Managing Associated Gas

Expanding Infrastructure, Improved Facility Designs Grow Multiphase Production

By Colter Cookson

With oil prices climbing to the mid-$60s, drilling and completion activity is accelerating. While U.S. rig counts are staying remarkably consistent with 80 percent of active rigs targeting oil, the production of oil in most of the nation’s horizontal resource plays comes with huge quantities of associated gas. This is one reason the U.S. Energy Information Administration predicts that dry gas production will set a record in 2018 at an average of 80.4 billion cubic feet a day, a 9 percent increase over 2017.

North Dakota’s portion of the Williston Basin offers a microcosm of the U.S. trend. According to the state’s Pipeline Authority, higher oil prices have increased the amount of acreage with economic drilling locations by 44 percent compared with 2017, putting the state on track to achieve record oil production in 2018. But there is a catch: Associated gas production is climbing with the increased oil output.

Enough natural gas accompanies the oil in the Bakken that the increased activity has led to tremendous growth in liquids-rich natural gas production. The same challenge that faces operators in other resource plays–figuring out how to best utilize the gas accompanying the oil in multiphase production streams–is compounded by the reality that local gas infrastructure and take-away capacity are insufficient to support that growth.

In response, says Ron Ness, president of the North Dakota Petroleum Council, the industry has doubled down on efforts both to use natural gas on site and to build the infrastructure needed to get it to market.

While flaring sometimes is necessary, Ness stresses that it is a last resort. “Natural gas is a critical economic resource,” he says. “From operators and mineral or royalty owners, to the state and the tribes, every stakeholder wants to see as many molecules of natural gas as possible captured rather than flared.”

Ness points out that the state’s Department of Mineral Resources requires operators to capture at least 85 percent of the gas they produce until November, when the mandatory capture percentage will increase to 88 percent. He says meeting that new goal will mean building gathering systems, processing plants and transmission pipelines.

“As an industry, we are forming a gas capture infrastructure task force, which will bring together producers and midstream companies to analyze aggregate gas production growth region by region and determine where more pipelines and processing plants will be needed,” he says. “The task force also will look at transmission lines for residual gas exports.”

According to Ness, the task force approach has a track record of success. “It is a tremendous tool for identifying challenges and bringing forth solutions,” he praises. “By aggregating production data, it provides a big-picture view of demand that allows midstream companies to invest in new infrastructure where it is needed.”

Midstream Investments

Lynn D. Helms, director of the North Dakota Department of Mineral Resources, reports that midstream companies already are stepping up to meet anticipated production increases. As an example, he cites a joint venture between Hess Midstream and Targa Resources Corp. to construct a natural gas processing plant capable of handling 200 million cubic feet a day. The Missouri Four Plant will be built at Targa’s Little Missouri facility, south of the Missouri River in McKenzie County, N.D.

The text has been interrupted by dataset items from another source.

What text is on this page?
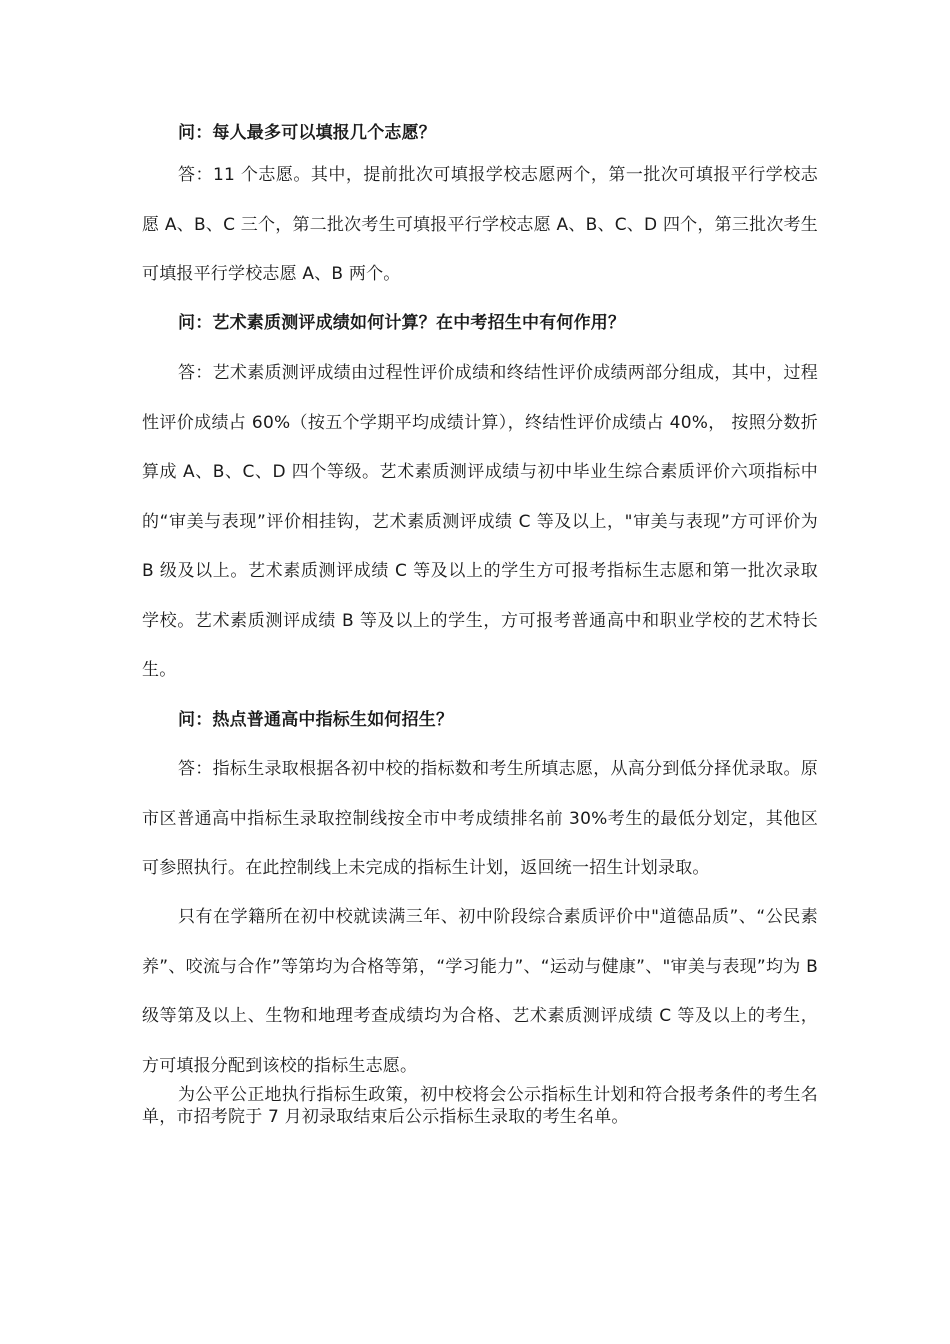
问：每人最多可以填报几个志愿？

答：11 个志愿。其中，提前批次可填报学校志愿两个，第一批次可填报平行学校志愿 A、B、C 三个，第二批次考生可填报平行学校志愿 A、B、C、D 四个，第三批次考生可填报平行学校志愿 A、B 两个。

问：艺术素质测评成绩如何计算？在中考招生中有何作用？

答：艺术素质测评成绩由过程性评价成绩和终结性评价成绩两部分组成，其中，过程性评价成绩占 60%（按五个学期平均成绩计算），终结性评价成绩占 40%， 按照分数折算成 A、B、C、D 四个等级。艺术素质测评成绩与初中毕业生综合素质评价六项指标中的“审美与表现”评价相挂钩，艺术素质测评成绩 C 等及以上，"审美与表现”方可评价为 B 级及以上。艺术素质测评成绩 C 等及以上的学生方可报考指标生志愿和第一批次录取学校。艺术素质测评成绩 B 等及以上的学生，方可报考普通高中和职业学校的艺术特长生。

问：热点普通高中指标生如何招生？

答：指标生录取根据各初中校的指标数和考生所填志愿，从高分到低分择优录取。原市区普通高中指标生录取控制线按全市中考成绩排名前 30%考生的最低分划定，其他区可参照执行。在此控制线上未完成的指标生计划，返回统一招生计划录取。

只有在学籍所在初中校就读满三年、初中阶段综合素质评价中"道德品质”、“公民素养”、咬流与合作”等第均为合格等第，“学习能力”、“运动与健康”、"审美与表现”均为 B 级等第及以上、生物和地理考查成绩均为合格、艺术素质测评成绩 C 等及以上的考生，方可填报分配到该校的指标生志愿。

为公平公正地执行指标生政策，初中校将会公示指标生计划和符合报考条件的考生名单，市招考院于 7 月初录取结束后公示指标生录取的考生名单。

Helms mentions that the facility is near the Fort Berthold Reservation, the area he says has had the most difficulty meeting the state’s gas capture goals. He attributes the area’s struggles largely to the lengthy process for getting pipeline rights of way on the reservation.

“Getting a right of way requires three separate approvals by the Bureau of Indian Affairs, three separate approvals by tribal officials and the consent of 51 percent of the Native American allottees on every tract it crosses,” he outlines. “It is an enormous, time-consuming process that could be streamlined without compromising its integrity.”

To promote such streamlining, Helms says the state Department of Mineral Resources is meeting with tribal officials.

FIGURE 1

North Dakota Gas Processing Plant Capacity

The Missouri Four and three other gas plants scheduled to come on line in 2018 will boost regional processing capacity by 615 MMcf/d, says Justin J. Kringstad, director of the North Dakota Pipeline Authority, a nonregulatory agency that analyzes and forecasts production to help midstream companies make sound investments.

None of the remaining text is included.